My question is: If $\vec E$ is a conservative vector field with spherical symmetry, then $\vec E$ must be a radial vector field $$\vec E(\vec r)=f(||\vec r||)\vec r \quad ?$$
Note: I'm assuming we're working in $\mathbb R^3,$ since the electrostatic field is a three-dimensional field. The following answer is written under that assumption, and does not necessarily work in spaces of other dimensions. In particular, if we were working in two dimensions then "spherically symmetric" is just "circularly symmetric" and the arguments below do not hold.
Never mind the conservative part. How can a vector field be spherically symmetric?
"Spherically symmetric" means that I can rotate the vector field around its center in any way I like and I will still have exactly the same vector field, exactly the same as if it had not rotated at all.
Now let's look at the field vector at some point at displacement $\vec r$ from the center of the spherical vector field, and consider rotations of the spherical vector field around the axis through the origin and the chosen point, that is, rotations parallel to $\vec r$.
The field vector at that point must be unchanged by any such rotation. What kind of vector can satisfy that property?
If the field vector is not parallel to $\vec r$ then a $180$-degree rotation (for example) will cause the field vector to point in a different direction. The only way to keep the same direction is if the field vector is parallel to $\vec r,$ that is, the field vector is a radial vector.
So there you have it. A spherically symmetric vector field is a radial vector field.
More formally, working from the definition that requires $A\vec E(\vec r) = \vec E(A\vec r)$ for every orthogonal matrix $A$:
For a particular arbitrary displacement vector $\vec r,$ let $A$ be the matrix that performs a $180$-degree rotation about the axis parallel to $\vec r.$ Then $A\vec r = \vec r,$ hence $\vec E(A\vec r) = \vec E(\vec r).$ Spherical symmetry then requires that $A\vec E(\vec r) = \vec E(\vec r)$ for this particular choice of $A$ and $\vec r.$
Let $\hat r = \vec r/\lVert\vec r\rVert,$ that is, $\hat r$ is a unit vector parallel to $\vec r.$ Let $(\hat r, \hat u, \hat v)$ be an orthonormal basis. Then $\vec E(\vec r) = x_1 \hat r + x_2\hat u + x_3\hat v$ for some real $x_1,x_2,x_3.$ Since $A$ is a $180$-degree rotation about $\vec r$ (that is, about $\hat r,$)

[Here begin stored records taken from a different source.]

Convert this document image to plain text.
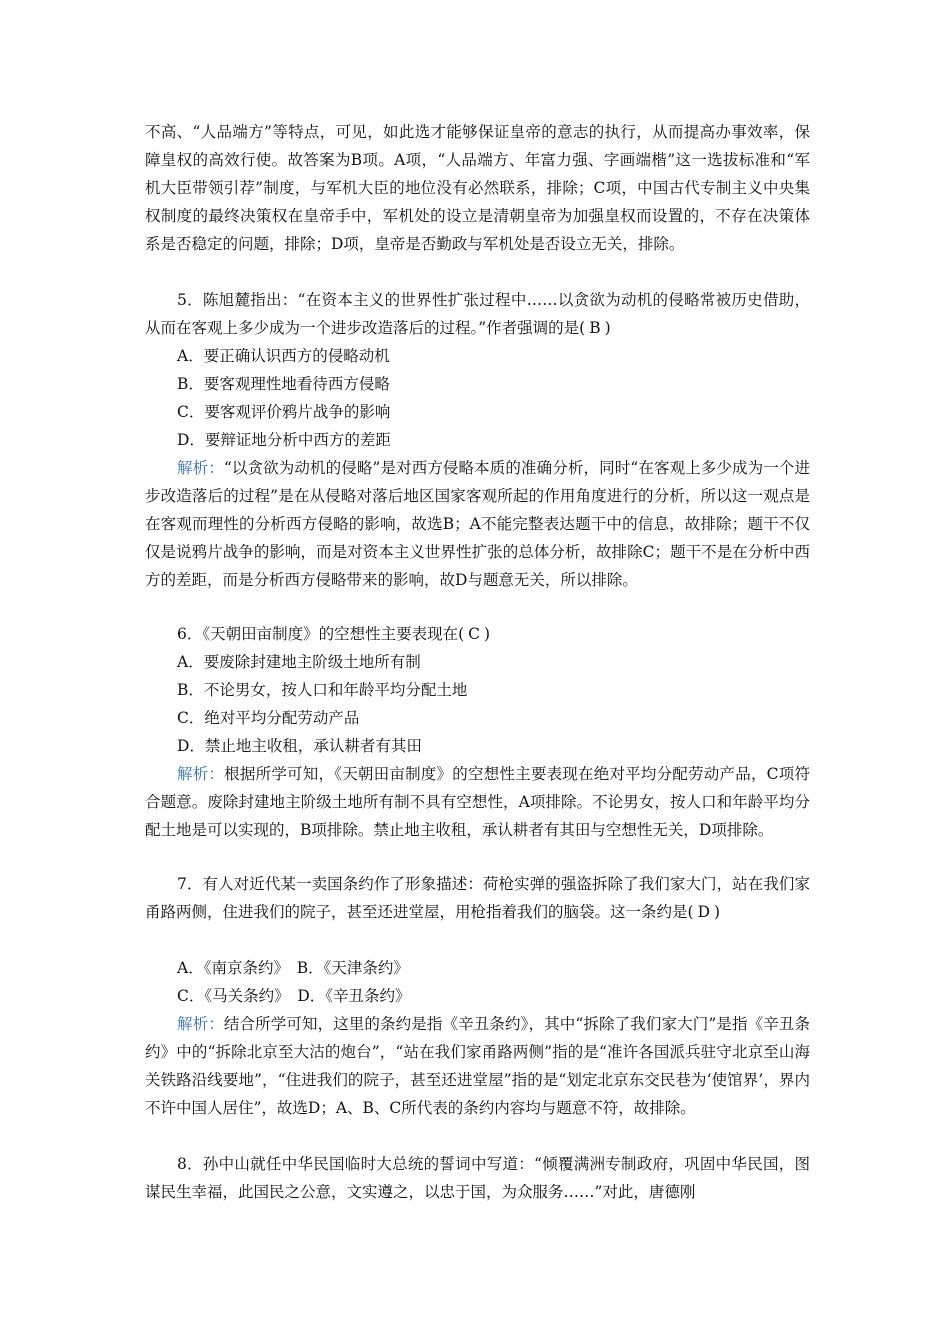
不高、“人品端方”等特点，可见，如此选才能够保证皇帝的意志的执行，从而提高办事效率，保障皇权的高效行使。故答案为B项。A项，“人品端方、年富力强、字画端楷”这一选拔标准和“军机大臣带领引荐”制度，与军机大臣的地位没有必然联系，排除；C项，中国古代专制主义中央集权制度的最终决策权在皇帝手中，军机处的设立是清朝皇帝为加强皇权而设置的，不存在决策体系是否稳定的问题，排除；D项，皇帝是否勤政与军机处是否设立无关，排除。

5．陈旭麓指出：“在资本主义的世界性扩张过程中……以贪欲为动机的侵略常被历史借助，从而在客观上多少成为一个进步改造落后的过程。”作者强调的是( B )

A．要正确认识西方的侵略动机

B．要客观理性地看待西方侵略

C．要客观评价鸦片战争的影响

D．要辩证地分析中西方的差距

解析：“以贪欲为动机的侵略”是对西方侵略本质的准确分析，同时“在客观上多少成为一个进步改造落后的过程”是在从侵略对落后地区国家客观所起的作用角度进行的分析，所以这一观点是在客观而理性的分析西方侵略的影响，故选B；A不能完整表达题干中的信息，故排除；题干不仅仅是说鸦片战争的影响，而是对资本主义世界性扩张的总体分析，故排除C；题干不是在分析中西方的差距，而是分析西方侵略带来的影响，故D与题意无关，所以排除。

6．《天朝田亩制度》的空想性主要表现在( C )

A．要废除封建地主阶级土地所有制

B．不论男女，按人口和年龄平均分配土地

C．绝对平均分配劳动产品

D．禁止地主收租，承认耕者有其田

解析：根据所学可知，《天朝田亩制度》的空想性主要表现在绝对平均分配劳动产品，C项符合题意。废除封建地主阶级土地所有制不具有空想性，A项排除。不论男女，按人口和年龄平均分配土地是可以实现的，B项排除。禁止地主收租，承认耕者有其田与空想性无关，D项排除。

7．有人对近代某一卖国条约作了形象描述：荷枪实弹的强盗拆除了我们家大门，站在我们家甬路两侧，住进我们的院子，甚至还进堂屋，用枪指着我们的脑袋。这一条约是( D )

A．《南京条约》　B．《天津条约》

C．《马关条约》　D．《辛丑条约》

解析：结合所学可知，这里的条约是指《辛丑条约》，其中“拆除了我们家大门”是指《辛丑条约》中的“拆除北京至大沽的炮台”，“站在我们家甬路两侧”指的是“准许各国派兵驻守北京至山海关铁路沿线要地”，“住进我们的院子，甚至还进堂屋”指的是“划定北京东交民巷为‘使馆界’，界内不许中国人居住”，故选D；A、B、C所代表的条约内容均与题意不符，故排除。

8．孙中山就任中华民国临时大总统的誓词中写道：“倾覆满洲专制政府，巩固中华民国，图谋民生幸福，此国民之公意，文实遵之，以忠于国，为众服务……”对此，唐德刚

$$ A\vec E(\vec r) = x_1 \hat r - x_2\hat u - x_3\hat v. $$
We conclude that
$$x_1 \hat r - x_2\hat u - x_3\hat v = x_1 \hat r + x_2\hat u + x_3\hat v,$$ which implies $-x_2 = x_2$ and $-x_3 = x_3,$ which is possible only if $x_2 = x_3 = 0.$
Therefore $\vec E(\vec r) = x_1\hat r,$ that is, $\vec E(\vec r)$ is a radial vector. Since the original choice of $\vec r$ was arbitrary, the vector field $\vec E$ is a radial vector field.
Next we can compare the field vectors at two different points that are each at the same radial distance from the center of the vector field. We rotate the vector field so that the first point is moved to the place where the second point was. This must not change the field vector. That tells us the field vectors had to have equal magnitude. Since this is true for any two points at the same radial distance, all points at a given radial distance $r$ from the center of the vector field have field vectors of the same magnitude. The radial distance $r$ determines the magnitude uniquely.
So now we know that a spherically symmetric vector field is a radial vector field in which the magnitude of the field vector at any point is a function of the radial distance $r$ from the center to that point.
From this it can be shown that the field is conservative. That is, the phrase "conservative and spherically symmetric vector field" is redundant. If the vector field is spherically symmetric, we already know it is conservative without having to be told.